Il reste que pour bien saisir ce que peut représenter 600Gt de charbon, rien ne vaut une comparaison avec quelque chose que l’on connaît. Compte tenu de la masse volumique du charbon (environ 1,4), ces réserves mondiales de 600Gt de charbon représentent un cube d’environ 7,5km de côté. Pour extraire le charbon utile, les mines générent à peu près dix fois le volume de charbon extrait en « stériles » (pierre, roches, résidus ne contenant pas ou pas assez de charbon – ce sont eux qui forment les terrils du Nord de la France).
On peut donc maintenant représenter en 3D ce volume… positionner sur la région parisienne, pour donner une échelle. A gauche en noir le volume des réserves mondiales de charbon, à droite, en ocre, le volume de stérile qui seront extraits du sol si on extrait tout le charbon. A titre personnel, avant de commencer cet effort de visualisation, je n’avais aucune idée de la taille qu’aurait ce cube…
Cohérence des données de 1923 et celles de 2013 ?

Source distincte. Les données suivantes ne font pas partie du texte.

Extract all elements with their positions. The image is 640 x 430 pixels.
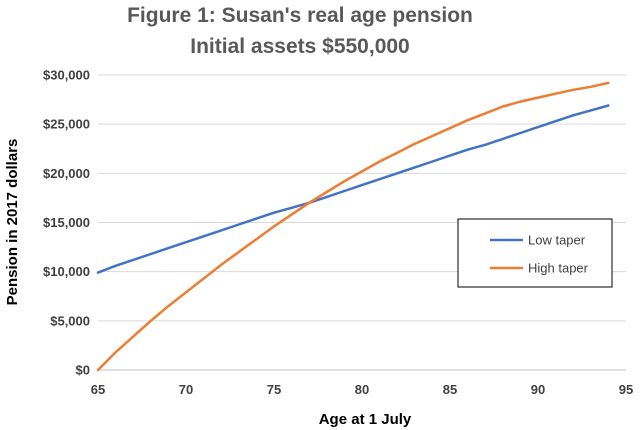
gridlines: [98, 74, 626, 322]
x-tick-label: 80: [355, 382, 369, 397]
chart-subtitle: Initial assets $550,000: [190, 35, 410, 58]
chart-title: Figure 1: Susan's real age pension: [127, 4, 473, 27]
x-axis-label: Age at 1 July: [319, 411, 412, 428]
legend-label: High taper: [528, 261, 589, 276]
x-tick-label: 70: [179, 382, 193, 397]
legend-label: Low taper: [528, 233, 586, 248]
y-tick-label: $15,000: [43, 215, 90, 230]
y-tick-label: $0: [76, 363, 90, 378]
series-lines: [96, 81, 610, 372]
x-tick-label: 90: [531, 382, 545, 397]
legend-box: [457, 218, 613, 288]
y-axis-ticks: $0 $5,000 $10,000 $15,000 $20,000 $25,000 $30,…: [43, 68, 90, 378]
y-tick-label: $20,000: [43, 166, 90, 181]
y-tick-label: $25,000: [43, 117, 90, 132]
x-tick-label: 95: [619, 382, 633, 397]
x-tick-label: 75: [267, 382, 281, 397]
y-tick-label: $5,000: [50, 313, 90, 328]
y-tick-label: $30,000: [43, 68, 90, 83]
y-axis-label: Pension in 2017 dollars: [4, 139, 21, 306]
x-tick-label: 65: [91, 382, 105, 397]
series-line-low-taper: [96, 104, 610, 274]
series-line-high-taper: [96, 81, 610, 372]
legend: Low taper High taper: [457, 218, 613, 288]
x-axis-ticks: 65 70 75 80 85 90 95: [91, 382, 633, 397]
x-tick-label: 85: [443, 382, 457, 397]
y-tick-label: $10,000: [43, 264, 90, 279]
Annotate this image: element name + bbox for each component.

Un dernier point me turlupine : les données de 1923 sont-elles cohérentes avec les données de 2013? L’Almanach Hachette indique des réserves mondiales pour un total de 7 270 000 millions de tonnes de charbon (7 200 000 Mtec).
Les chiffres 2013 tirés du Blog de Jean-Marc Jancovici indiquent des réserves de l’ordre de 420 Gtep, soit environ 600Gtec (une tonne équivalent charbon ≈ 0,7 tonne équivalent pétrole), ou encore 600 000 Mtec pour des charbons de type Hard coal (Anthracite et Bitumineux) et Brown Coal (Sub-bitumineux et Lignite). Les chiffres de Wikipedia sont plus récents : fin 2020 on estime ces réserves à 1074 Gt.
Les réserves estimées en 1923 étaient donc près de 7 à 10 fois plus grande que celles que nous connaissons aujourd’hui. La différence pourrait en théorie s’expliquer par plusieurs facteurs : les estimations 1923 étaient peut-être erronnées ou faites avec une méthode différente; on a découvert quelques réserves depuis 1923 et on a consommé beaucoup de charbon depuis 1923 ! Sur ce dernier point, un rapide tour sur les bases de données du shift project nous donnent une idée. On a consommé environ 220 000 Mtec entre 1923 et 2013, ce qui ne suffit pas à expliquer la différences des estimations 1923 et 2013. Sur ce point le mystère reste entier.